In this regard each has chosen a different path. On the one hand, a tube amp that 'measures poorly' is probably not running any feedback to suppress distortion, and one might want to know why not? The answer is that feedback adds distortion of its own, and what it adds is highly audible in the form of higher ordered harmonics (at low levels) and IMD. The human ear is keenly sensitive to both types! OTOH, the ear **isn't sensitive to the lower orders (2nd, 3rd and 4th), which is why that tube amp measured so poorly as it probably has much more of these in exchange for keeping the higher ordered stuff inaudible.

The solid state amp employs feedback as it has to to prevent it latching to the power supply rails (which would cause it to have a lot in common with a rock) and to allow it to be linear. So it inherently is much lower distortion, but now most of that distortion is of the form to which the ear is keenly sensitive, and comes off as brightness and harshness, since the ear converts all forms of distortion into tonality.

Again this should not be a debate! The common problem here is that neither amplifier has enough gain bandwidth product and so is a set of compromises. Tube amps, unless OTL (Output TransformerLess) usually have poor gain bandwidth product. Solid state amps usually do much better in this regard. But neither has enough- and this is what that looks like: without enough gain, you can't apply enough feedback so that the application of feedback allows the amp to correct not just for simple distortion but also the distortion caused by the application of feedback! Did you get that? Its sounds recursive because it is. Feedback can correct for itself if **enough** is applied. That value seems to be a minimum of about 35dB and 40dB is better.


But that means that the amp has to have a lot of gain so that once you blow 35dB or more away you still have enough to work with the preamp and speaker, so the open loop (no feedback) value should be at least 60dB!


Now we come to the other bit of that gain bandwidth product thing: bandwidth. Sure you can make a tube or solid state amp with that much gain, but when you run feedback around it there is an enormous possibility that it will oscillate. The reason is that when there is gain there is also phase shift caused by limited bandwidth- the more gain you add, the more the bandwidth is compromised. The phase shift can thus cause negative feedback to become positive feedback at some high frequency- and then it oscillates. A related idea in amplifier design is that of 'phase margin' which is to say that if by the application of feedback the amp oscillates, it has insufficient phase margin. OTOH phase shift causes the feedback to become positive rather than negative. 


So one way to deal with this is avoid feedback. You avoid brightness and harshness because the lower ordered harmonics mask the higher ordered harmonics. But the amp will measure poorly unless extreme steps are taken to suppress it by other means.

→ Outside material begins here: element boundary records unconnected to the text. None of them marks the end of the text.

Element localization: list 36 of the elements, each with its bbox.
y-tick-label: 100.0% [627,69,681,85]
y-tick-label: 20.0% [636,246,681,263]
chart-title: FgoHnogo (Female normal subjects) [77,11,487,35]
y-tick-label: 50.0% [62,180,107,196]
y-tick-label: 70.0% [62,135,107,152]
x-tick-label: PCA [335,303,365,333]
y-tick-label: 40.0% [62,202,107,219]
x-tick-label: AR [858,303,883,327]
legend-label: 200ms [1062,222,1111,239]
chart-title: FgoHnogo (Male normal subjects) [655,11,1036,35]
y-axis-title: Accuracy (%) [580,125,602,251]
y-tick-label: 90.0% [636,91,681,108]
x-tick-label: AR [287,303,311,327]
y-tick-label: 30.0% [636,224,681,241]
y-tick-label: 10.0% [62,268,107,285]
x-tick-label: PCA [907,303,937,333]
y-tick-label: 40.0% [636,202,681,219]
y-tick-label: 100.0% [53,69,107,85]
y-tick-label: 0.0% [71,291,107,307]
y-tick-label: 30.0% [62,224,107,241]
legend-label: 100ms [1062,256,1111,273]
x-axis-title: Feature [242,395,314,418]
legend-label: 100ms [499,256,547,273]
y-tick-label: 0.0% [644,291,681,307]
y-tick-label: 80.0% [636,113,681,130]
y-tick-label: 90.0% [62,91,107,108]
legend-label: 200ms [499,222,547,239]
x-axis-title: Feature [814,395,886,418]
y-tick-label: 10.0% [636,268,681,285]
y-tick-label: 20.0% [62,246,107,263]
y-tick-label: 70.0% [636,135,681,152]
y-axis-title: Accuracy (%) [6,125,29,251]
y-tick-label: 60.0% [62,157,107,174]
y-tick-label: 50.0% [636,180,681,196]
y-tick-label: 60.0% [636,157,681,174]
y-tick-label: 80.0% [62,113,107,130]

The other way is to stare down the gun barrels and add the feedback- now it 'measures' well but it has a brighter and harsher presentation than real life.

IOW **neither** amp is right! So this shouldn't be a debate. Instead we should be looking at the measurement standards- its obvious that since the ear is insensitive to lower ordered harmonics that they should not have the same value in the measurement as higher orders; IOW the various harmonics should be weighted. But in addition, the 2nd and 3rd in particular can mask the presence of the higher orders, so those harmonics should be in attendance in order to allow for something that sounds like music instead of electronics. But our current measurement regime takes little of that into account. In a nutshell, in this regard one of the most important aspects of human hearing (the fact that the ear senses higher ordered harmonics to gauge sound pressure) is ignored in order for the spec sheets to look 'nice'.


So this should not be a debate so much as a seminar on informing the public what is really going on. Sadly, it will probably just be a debate.